8. Bölüm

7.BÖLÜM

emine
mvsemine

 

 

İyi okumalar

🌻

 

BÖLÜM 7

   DOST     

 

 

~İnsan kendine yakalanır.İnsan kendinen yaralanır ..."

 

 

Bu hayatta şahit olduğum çok yok oluş vardı.Hem fiziksel anlamda, hem ruhen yok olmak...Ama bunlar arasında en çok canımı yakan şey,insanın bile bile ruhunu taşa çevirmesi oldu.İnadı yüzünden ruhunu besleyen şeyleri hiçe sayması,insanın kendine yenilmesiydi.

Çok kez yapmış olduğum ve sonrasında sonuçlarına katlanmak zorunda kaldığım şeylerin başında geliyordu inadım.

Sorarsanız pişman değilim diyeceğim şeylerdi çünkü...

Müdürün odasından çıkarken kelimelerimin Yiğit' i yaraladığının farkındayım. Odama geldiğinde sakince birbirimizi dinleyip anlama ihtimalimiz varken herşeyi daha da berbat bir hale getirmiştim.

İnsana en çok kendi zarar verirdi.

İnsan en çok kendinden yaralanırdı.

Tüm bunların farkında olmama rağmen geri adım atmaya niyetim yoktu.İnat mıydı? Gurur muydu?
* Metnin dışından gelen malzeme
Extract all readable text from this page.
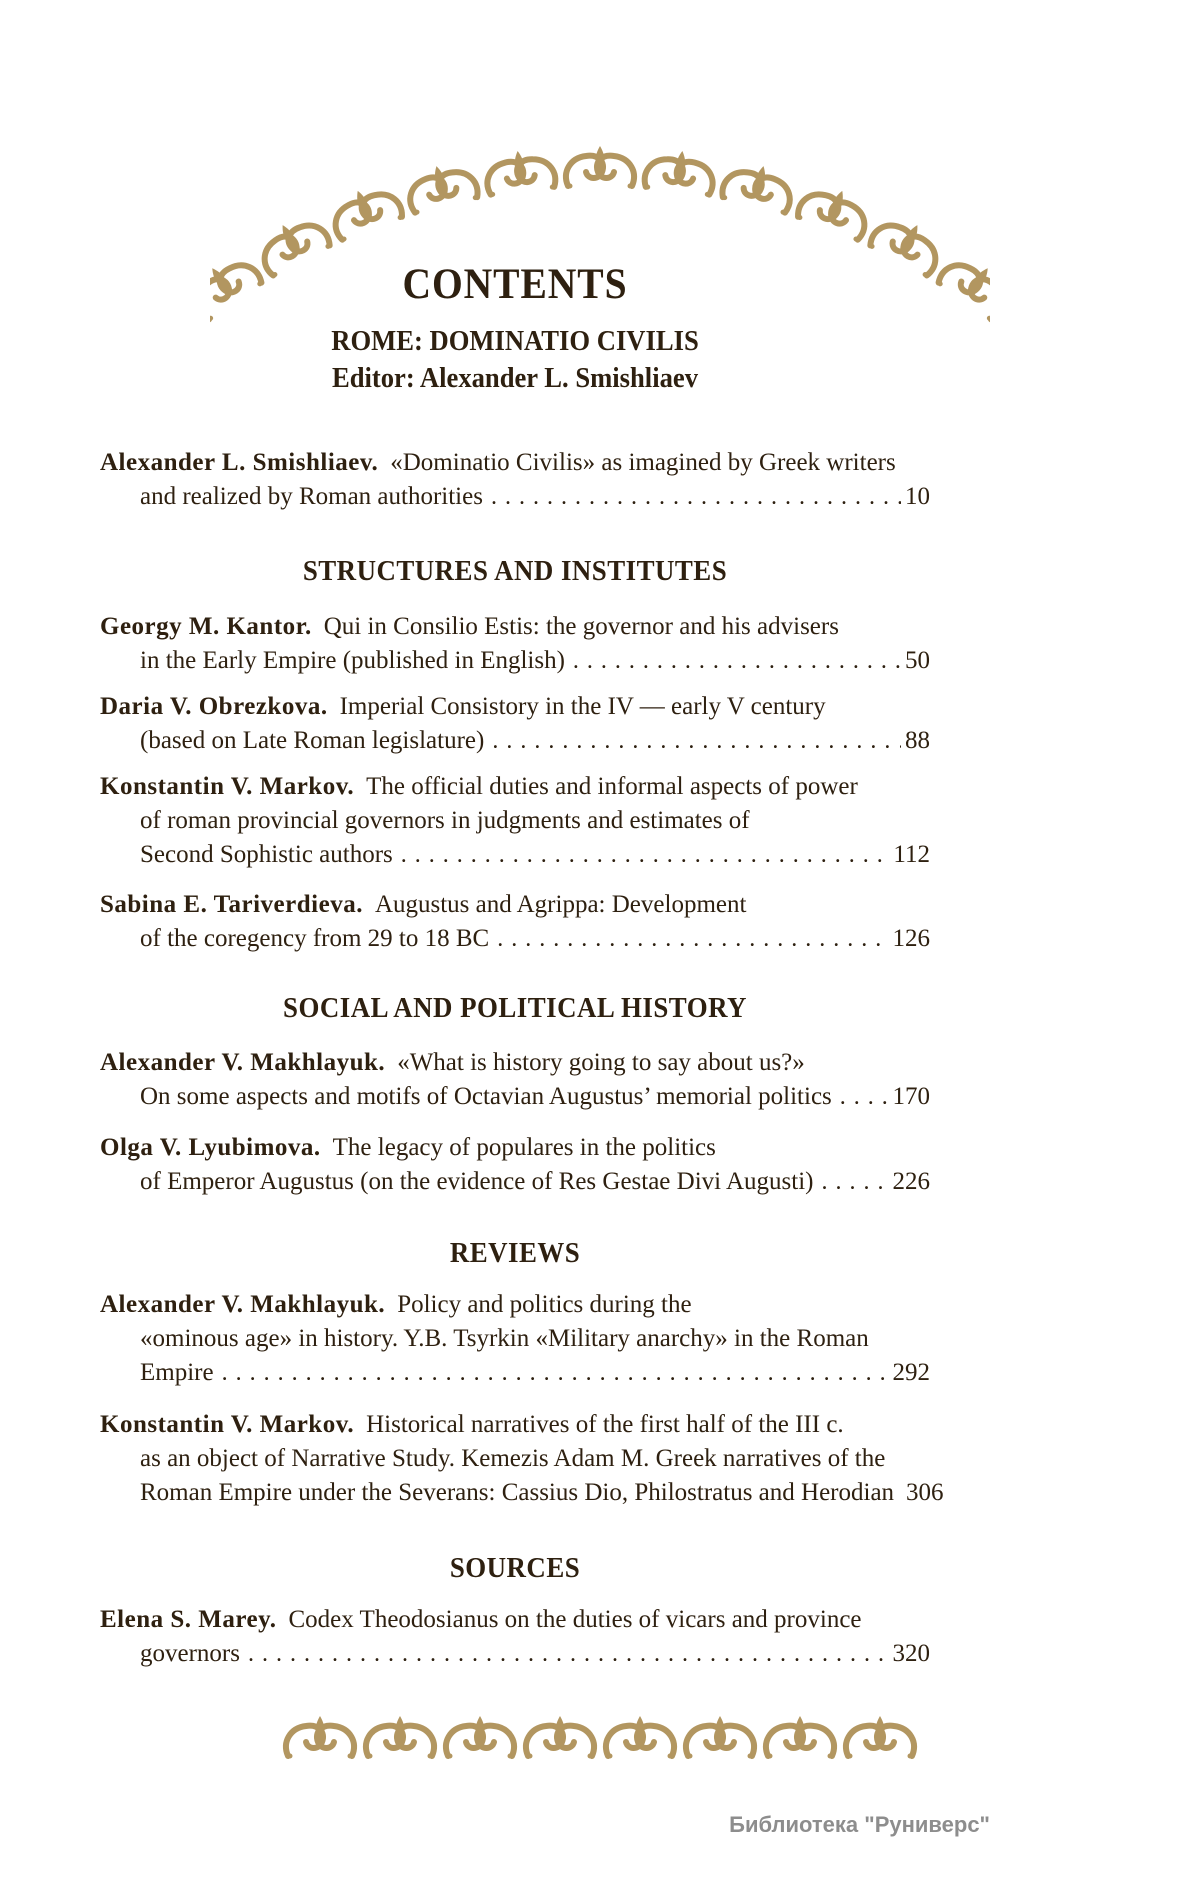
CONTENTS
ROME: DOMINATIO CIVILIS
Editor: Alexander L. Smishliaev
Alexander L. Smishliaev. «Dominatio Civilis» as imagined by Greek writers
and realized by Roman authorities . . .	10
STRUCTURES AND INSTITUTES
Georgy M. Kantor. Qui in Consilio Estis: the governor and his advisers
in the Early Empire (published in English) . . .	50
Daria V. Obrezkova. Imperial Consistory in the IV — early V century
(based on Late Roman legislature) . . .	88
Konstantin V. Markov. The official duties and informal aspects of power
of roman provincial governors in judgments and estimates of
Second Sophistic authors . . .	112
Sabina E. Tariverdieva. Augustus and Agrippa: Development
of the coregency from 29 to 18 BC . . .	126
SOCIAL AND POLITICAL HISTORY
Alexander V. Makhlayuk. «What is history going to say about us?»
On some aspects and motifs of Octavian Augustus’ memorial politics . . . 170
Olga V. Lyubimova. The legacy of populares in the politics
of Emperor Augustus (on the evidence of Res Gestae Divi Augusti) . . .	226
REVIEWS
Alexander V. Makhlayuk. Policy and politics during the
«ominous age» in history. Y.B. Tsyrkin «Military anarchy» in the Roman
Empire . . .	292
Konstantin V. Markov. Historical narratives of the first half of the III c.
as an object of Narrative Study. Kemezis Adam M. Greek narratives of the
Roman Empire under the Severans: Cassius Dio, Philostratus and Herodian 306
SOURCES
Elena S. Marey. Codex Theodosianus on the duties of vicars and province
governors . . .	320
Библиотека "Руниверс"
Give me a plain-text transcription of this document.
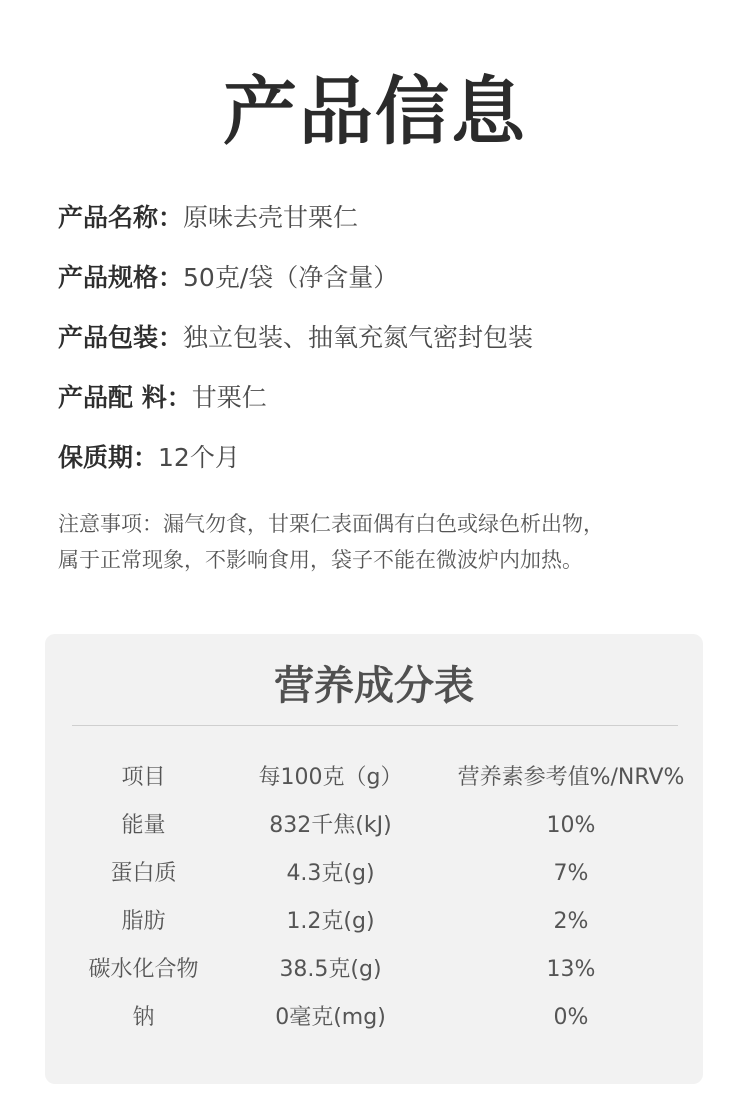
产品信息
产品名称：原味去壳甘栗仁
产品规格：50克/袋（净含量）
产品包装：独立包装、抽氧充氮气密封包装
产品配 料：甘栗仁
保质期：12个月
注意事项：漏气勿食，甘栗仁表面偶有白色或绿色析出物，
属于正常现象，不影响食用，袋子不能在微波炉内加热。
营养成分表
项目	每100克（g）	营养素参考值%/NRV%
能量	832千焦(kJ)	10%
蛋白质	4.3克(g)	7%
脂肪	1.2克(g)	2%
碳水化合物	38.5克(g)	13%
钠	0毫克(mg)	0%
Bilemiyordum ama geri adım atıp Yiğitle aramı tekrardan düzeltmeyecektim.

En azından şimdilik.Hâla kafam allak bullaktı. Sorularımın cevabını bulana kadar Yiğitle aramızdaki duvarı yıkmayacaktım.

Biliyordum duvarı Yiğit örmüştü fakat o duvarı yıkmak benim iki dudağımın arasındaydı.

Mesaiyi bitmiş,çoktan evime kavuşmuştum.

Kendimi ılık suyun altına bırakarak bugün olanları tekrar düşündüm.

Mesai bitimine yakın müdür hepimizi tekrar odasında toplamıştı ve yarınki operasyon için son planları yapmıştık.

Suyun derecesini biraz daha düşürüp bedenimi soğuk suyla buluşturdum.

Hediye'nin uzaktan gelen sesini işitmem zor olsada kelimelerini seçebilmiştim.

"Çık artık banyodan,yemek hazır."

Bir kaç saniye sonra tekrar sesi kulağıma geldi.

"Merak etme sofrayı da ben kurdum. Sana birşey kalmadı."

 

Seri bir şekilde duştan çıkıp beyaz bornozumu giydim.

Duştan çıkmamla birlikte can sıkıcı düşüncelerimde bedenimi terk etmişti. İnsan biraz olsada paklanıp, ne bileyim aynı zamanda kötü enerjiden kurtulmak içinde duşa girerdi. Benim kendimle kaldığım her saniye kendi karanlığıma yakalanmamla son buluyordu.

Saçıma havlu sarma gereği duymadan mutfağa ilerledim.

Mutfaktaki mis kokuyu içime çekerek ahşap masaya kendimi bıraktım.Hediye tam karşıma yerleştiğinde "Sofra adabı da kalmamış sende Elmas! " diye söylendi.

"Ne varmış?" Halimde dercesine kendimi işaret ettiğimde bornozla yemek masasında oturduğumu fark ettim. Asla istifimi bozmadan pilavdan bir kaşık daha aldım.

Çok acıkmışım.

Kıyafetler bekleyebilirdi ama yemek sofrası asla!

Bende gerçekten sofra adabı yoktu sanırım.

Hediyeyle aynı anda çatalımız salataya uzanınca ev sahibi olarak kibarlık yapma gereği duymuş olacağım ki,elimi geri çekerek Hediye 'nin salatadan yemesine izin verdim.

Böyle de misafirperverdim işte.

"Yemekleri kıza yaptırdığın yetmiyormuş gibi yediğin çatala kadar sofrayı da ona koydurdun Hediye?!"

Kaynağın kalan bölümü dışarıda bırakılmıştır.